Oui, l’Amérique va mal, elle engendre des poisons- le goût de la censure, le conformisme, la moraline, qui s’instillent depuis quelques années dans la littérature, avec la redoutable efficacité que l’on connaît. 

Mais ne nous trompons pas sur l’Amérique. Car si elle produit le poison, elle produit aussi l’antidote. 

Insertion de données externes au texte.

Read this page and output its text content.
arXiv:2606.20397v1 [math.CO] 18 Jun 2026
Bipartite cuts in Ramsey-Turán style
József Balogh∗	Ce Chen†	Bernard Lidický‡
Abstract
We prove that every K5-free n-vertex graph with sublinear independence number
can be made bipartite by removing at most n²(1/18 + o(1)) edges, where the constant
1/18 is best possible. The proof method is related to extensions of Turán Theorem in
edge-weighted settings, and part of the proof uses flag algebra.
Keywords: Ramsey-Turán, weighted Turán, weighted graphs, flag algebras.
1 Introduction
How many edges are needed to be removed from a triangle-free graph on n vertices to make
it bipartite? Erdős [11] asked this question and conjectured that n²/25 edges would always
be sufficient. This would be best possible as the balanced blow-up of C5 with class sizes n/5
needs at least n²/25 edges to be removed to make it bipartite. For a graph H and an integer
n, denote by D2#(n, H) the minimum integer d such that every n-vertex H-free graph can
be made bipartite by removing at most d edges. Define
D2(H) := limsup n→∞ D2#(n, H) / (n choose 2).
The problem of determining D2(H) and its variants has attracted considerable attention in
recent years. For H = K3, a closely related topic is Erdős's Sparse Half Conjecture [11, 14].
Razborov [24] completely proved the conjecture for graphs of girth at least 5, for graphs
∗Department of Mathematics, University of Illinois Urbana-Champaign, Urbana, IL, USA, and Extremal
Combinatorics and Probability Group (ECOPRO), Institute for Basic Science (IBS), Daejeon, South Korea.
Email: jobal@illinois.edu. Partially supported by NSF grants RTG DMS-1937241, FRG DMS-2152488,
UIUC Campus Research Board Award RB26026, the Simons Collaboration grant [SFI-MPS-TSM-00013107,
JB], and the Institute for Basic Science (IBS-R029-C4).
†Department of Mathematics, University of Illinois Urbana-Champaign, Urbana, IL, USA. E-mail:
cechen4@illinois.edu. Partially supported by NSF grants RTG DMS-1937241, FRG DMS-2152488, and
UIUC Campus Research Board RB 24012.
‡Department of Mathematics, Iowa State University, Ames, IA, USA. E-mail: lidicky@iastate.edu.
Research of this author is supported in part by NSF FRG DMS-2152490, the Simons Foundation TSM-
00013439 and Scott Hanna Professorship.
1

Donc, l’Amérique va bien : Bret Easton Ellis, que l’on croyait dégoûté du roman, signe son livre le plus ambitieux et iconoclaste, de toute sa carrière, et se fiche absolument des bigots et des autres. L’Amérique va bien : Sigrid Nunez, National Book Award 2018 pour L’Ami, publie aujourd’hui un roman terrible et profondément humain, qui porte en titre une citation de Simone Weil, Quel est donc ton tourment ? ( éditions Stock ) et a pour sujet la mort. Enfin, la manière qu’un individu a d’accompagner un autre individu jusqu’à la fin. Ici, la narratrice et une amie. Ce sont quelques semaines de la vie de ces deux femmes, l’une est condamnée, l’autre demeure auprès d’elle. Sigrid Nunez, dans une forme souple et vive, nous rappelle que le roman peut être ce lieu où l’on affronte les questions que l’on passe son existence à fuir.

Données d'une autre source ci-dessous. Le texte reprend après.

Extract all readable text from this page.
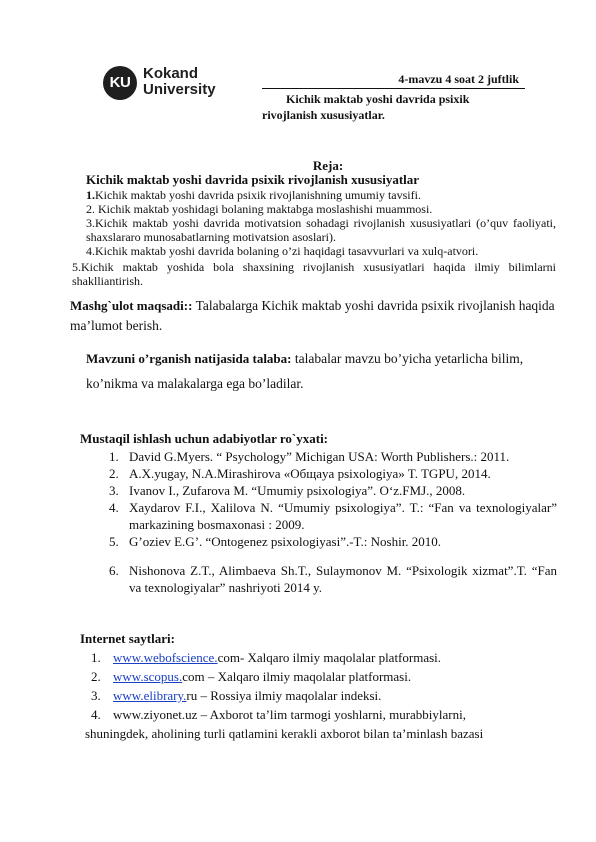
KU
Kokand
University
4-mavzu 4 soat 2 juftlik
Kichik maktab yoshi davrida psixik
rivojlanish xususiyatlar.
Reja:
Kichik maktab yoshi davrida psixik rivojlanish xususiyatlar
1.Kichik maktab yoshi davrida psixik rivojlanishning umumiy tavsifi.
2. Kichik maktab yoshidagi bolaning maktabga moslashishi muammosi.
3.Kichik maktab yoshi davrida motivatsion sohadagi rivojlanish xususiyatlari (o’quv faoliyati, shaxslararo munosabatlarning motivatsion asoslari).
4.Kichik maktab yoshi davrida bolaning o’zi haqidagi tasavvurlari va xulq-atvori.
5.Kichik maktab yoshida bola shaxsining rivojlanish xususiyatlari haqida ilmiy bilimlarni shaklliantirish.
Mashg`ulot maqsadi:: Talabalarga Kichik maktab yoshi davrida psixik rivojlanish haqida ma’lumot berish.
Mavzuni o’rganish natijasida talaba: talabalar mavzu bo’yicha yetarlicha bilim, ko’nikma va malakalarga ega bo’ladilar.
Mustaqil ishlash uchun adabiyotlar ro`yxati:
1. David G.Myers. “ Psychology” Michigan USA: Worth Publishers.: 2011.
2. A.X.yugay, N.A.Mirashirova «Общaya psixologiya» T. TGPU, 2014.
3. Ivanov I., Zufarova M. “Umumiy psixologiya”. O‘z.FMJ., 2008.
4. Xaydarov F.I., Xalilova N. “Umumiy psixologiya”. T.: “Fan va texnologiyalar” markazining bosmaxonasi : 2009.
5. G’oziev E.G’. “Ontogenez psixologiyasi”.-T.: Noshir. 2010.
6. Nishonova Z.T., Alimbaeva Sh.T., Sulaymonov M. “Psixologik xizmat”.T. “Fan va texnologiyalar” nashriyoti 2014 y.
Internet saytlari:
1. www.webofscience.com- Xalqaro ilmiy maqolalar platformasi.
2. www.scopus.com – Xalqaro ilmiy maqolalar platformasi.
3. www.elibrary.ru – Rossiya ilmiy maqolalar indeksi.
4. www.ziyonet.uz – Axborot ta’lim tarmogi yoshlarni, murabbiylarni,
shuningdek, aholining turli qatlamini kerakli axborot bilan ta’minlash bazasi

L’Amérique va bien : elle s’appelle Sara Freeman, et signe son premier roman, Marée. ( éditions Bouquins). Certains entrent en littérature en racontant l’héroïsme de leur grand-mère, elle attaque dans le vif : une femme quitte mari et amis, du jour au lendemain, pour devenir sans-domicile fixe, dans une station balnéaire vidée de ses touristes. C’est féroce et écrit avec une forme de poésie tenue, qui permet à Sara Freeman de nous faire spectateurs ébahis et impuissants de la chute, et de la renaissance de cette jeune femme. Nous découvrons aussi peu à peu la raison du basculement. Un roman qui pourrait ressembler aux meilleurs moments de Peter Handke, on pense à La Gauchère face à cette femme sans volonté ni dessein, ou à Don de Lillo, pour la précision de sa chute, et le hasard de ses choix. 

Bien sûr, j’aurais pu vous parler de la faillite des banques, de l’affaire Trump ou des élections à venir. Mais je crois que la littérature raconte un pays, et que le pouls des romans, est aussi celui d’un peuple. Comment va l’Amérique ? Chacun se fera son idée, mais à nous de savoir, si l’on va mieux qu’elle.